恋せよ少年
ライルはバレンタインデーが嫌いだ。
もてないわけじゃない。
毎年休憩時間ごとに呼び出され、放課後にはチョコレートが鞄に入りきれないほどになる。
ニールはその上を行くが、そんなことで負けず嫌いを発揮していては双子の弟は務まらない。
不愉快なのは、ふたりの区別がつかない馬鹿女の存在だ。
今年の二月十四日も、何人かにニールと間違われてチョコレートを渡されそうになった。
口ではきゃーきゃー言いながら、そのくせ弟と見分けもつかない女の子を、ニールが相手にするわけがない。
ところが実際にはそんな女の子にも、ニールは親切だった。
どうしてあんなふうに誰にでも分け隔てなく優しく出来るのか、ライルにはわからない。
そのニールはもういなくなっていた。
さっさと帰ったのかもしれない。
もしかしたら自分に渡そうとしている女の子がまだいるかもしれない、 と居残り続けるライルのような男子は校舎に大勢いるが、ニールにそんな必要はない。
下校時間になり、ほかの男子達同様学校を追い出されたライルは、家までの道を走っていた。
日が落ちる前に辿り着かねば母に叱られる。
近道と思い、普段は通らない空き地を突っ切ったが、思惑は外れた。
反射的に物陰に隠れたからだ。
「ニール?」
後姿は遠かったが、自分と同じフードのついた青いウールのコートを見間違えたりしない。
ニールはひとりではなかった。
また女の子か、とライルは顔を顰めた。
見たいわけではないのに、今日何度もこんな場面に遭遇した。
チョコレートを手渡す女の子と、それを受け取るニール。
けど、こんな子、うちの学校にいたっけ?
母が大事にしているビスクドールみたいな顔をしているのに、眼鏡なんかかけている。
紺のコートにピンクのマフラーを巻いていて、制服が見えないが、私立の女子校の子だろうか。
ニールは笑っていた。
相手を傷つけないよう、愛想よくしているのとは違う、本当に嬉しそうな顔だ。
それはライルの知らない顔だった。
うちに帰ると、ニールはもうリビングにいた。
「ライル、暗くなる前に戻りなさいっていつも言ってるでしょ」
母の小言を交わし、自室に向かう。
「ライルにもあげるー」
エイミーがリビングから走り出て来て、小さなリボンのついた箱を差し出した。
「ママと作ったの。ニールとライルがエイミーの本命!」
なんだそりゃ、と思いながら、ライルは妹に礼を言った。
来年ジュニアスクールに上がったら別にしてもらえる約束の部屋は、ニールと共有だ。
椅子の上に鞄を置いてコートを脱いでいると、反対側のニールの机に目が留まった。
真ん中になにか置いてある。
包装を解いて箱がむき出しになっているが、たぶんチョコレートだ。
いくつも貰ったニールが、たったひとつだけを選り分けてあることに興味を引かれ、ライルは蓋を開けた。
「え?」
なかに入っていたのは、思わず声が出てしまうくらい、不恰好な手作りチョコレートだった。
「あーっ! ライル、食うなよ!」
ニールの大声に、慌てて箱を置いた。
「食うかよっ。
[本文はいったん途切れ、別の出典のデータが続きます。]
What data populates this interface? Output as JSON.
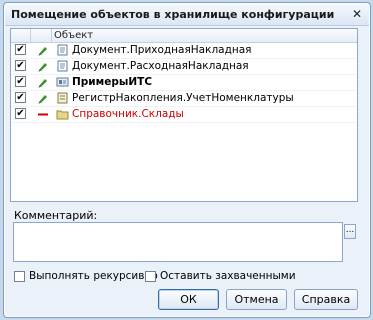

てか、これってほんとに食べれんの? すげー形」
確かめるように箱を手に取るニールにちょっとムカついたが、ニールはへへ、と笑った。
「だよな。でも衛生管理は万全だし、材料の品質にも問題はないから食べるのに支障はない、と言っていた」
「はあ? なに? それどういう意味?」
さあな、と笑う顔が、さっき帰り道で見た顔で、ライルはそれがあの眼鏡の子から貰ったものだと悟った。
夕食が出来たと告げる母に返事をして、ニールは大事そうにチョコレートの入った箱を引き出しに入れた。
「今日はポトテグラタンだってさ。やったね」
「芋好きなのはニールだろ。俺は別に」
ライルが言っている途中から、ニールは部屋を出ていってしまっていた。
ライルはちぇっ、と呟いた。
なんだかわからないが、またニールに先を越された気がした。